When Kevin Hatt left Montreal in 1986, there was no gay village on St Catherine East. In fact, the area around the Beaudry subway was looking like the entertainment district’s derelict cousin.
“Montreal’s village is new since I lived there, so it’s been interesting going back to see how it’s developed, says Hatt. “It brought life to the area, renewal, vibrancy, community.”
That transformation is under way in Ottawa. The city is preparing to tear up Bank St from Laurier to the Queensway to replace the aging pipes below. When they finish, Bank St will get a major facelift. Sketches of the proposed streetscape will be on display Mar 18 at the Centretown Community Health Centre.
For those who want to get a portion of Bank St identified as The Village, it represents a chance to make their voices heard.
“I would like to see — this is what I’ve always dreamed — is a place to meet that’s not a bar. Both the young and the old have requested it,” says Hatt. “We aren’t just commercial, the community aspect needs a place too.”
That space might be outdoors, if the sidewalks are wide enough and if there are lots of benches and parkettes. If Bank St can capture the vibrant neighbourly feeling of other gay neighbourhoods in North America, it will help bring people together across age groups.
“The one thing about the AIDS crisis, the most devastating part, is that a whole generation of mentors has been taken away,” says Hatt, who also works with the AIDS Committee of Ottawa. “So that’s what having community would be for us — a chance to encourage that spirit again.”
A survey conducted by Glenn Crawford last year shows broad consensus from the gay community on three key issues. Almost 90 percent of his online respondents said they wanted to see official recognition for Ottawa’s gay strip, running from approximately Nepean to James. As well, of the 326 people who filled it out, 86 percent want the six-stripe rainbow flag to be used to denote the special character of the neighbourhood. And they want it called The Village.
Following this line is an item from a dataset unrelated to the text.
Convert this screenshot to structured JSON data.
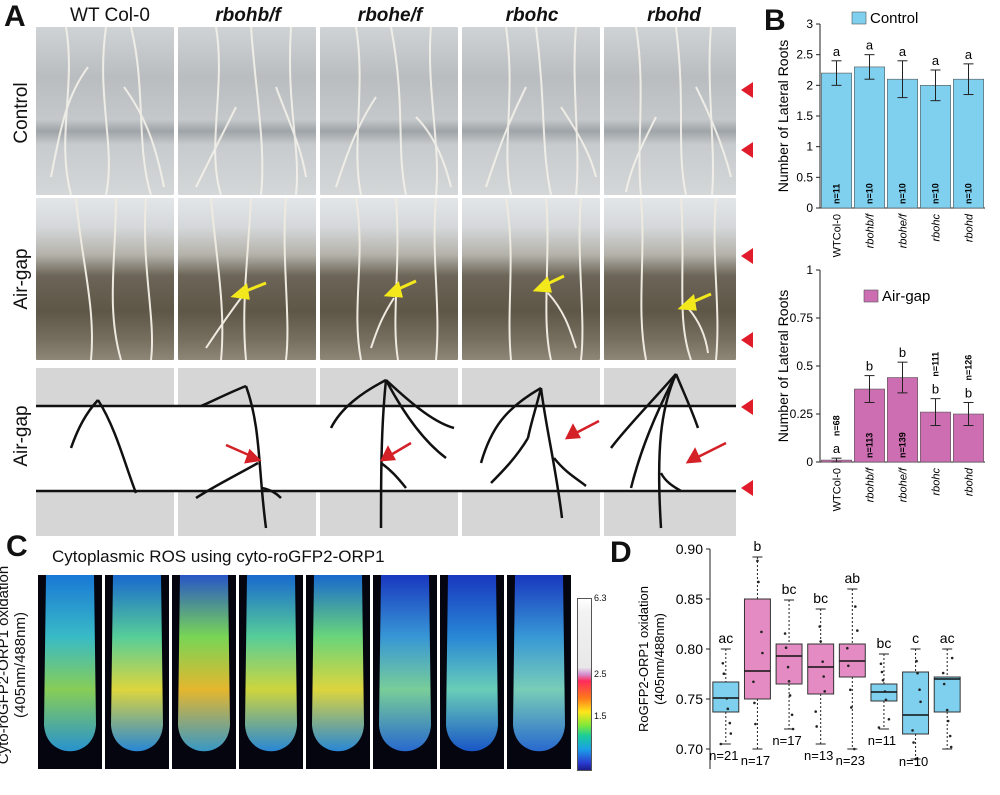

When it comes down to the details of what it should look like, there’s less agreement. The lion’s share said they wanted to see silk banners on the lampposts. Street signs with a special logo and rainbow flags were also popular. Other ideas, including archways at the beginning and end of The Village and plaques with our history, were further down the list.
“If I were interpreting the data, I would say the first two or three are the ones that are deemed necessary, the others are things that could be done eventually,” says Crawford. “As The Village grows, the amount of recognition it gets should increase.”
After the sketches are made public, people will be asked to make suggestions. Those suggestions will be taken seriously, say city planners, as the look for the area is finalized.
“Everyone’s welcome to make suggestions and if there’s an overwhelming desire for something, we’ll be able to consider that,” says Luke Foley, the project manager from the City of Ottawa.
Folks are encouraged to head to the The Buzz, a lesbian owned restaurant on Bank St, for drinks after the open house.
Already, the redevelopment is generating word-of-mouth. Pat Croteau, the chair of Mr Leather Ottawa, acknowledges that shutting down Bank St could hurt local businesses in the short-term, especially since the corner of Bank and Somerset was closed for two months in 2007.
“I’ve been up to the end of Bank St that’s already been redone, near Wellington St, and it looks much, much better,” he says. “Anything would look better.”
But Tom Ramsay of One in Ten isn’t sure how business will be affected in the short term.
“It could be better. Without the government workers walking by, we might get more people slipping in,” he says.
Still, he’s looking at all his options, including using Nepean St entrance during the construction. And after?
“As long we have asphalt and sidewalks, we’ll be happy. Maybe some planters,” he says.
Ramsay, Croteau, Crawford and Hatt have all pencilled the open house into their calendars.
“I believe that we can make a very positive contribution to the city as a whole,” says Hatt. “And it would be really great if it became a trend, if other cities saw what we did and used us as a model.”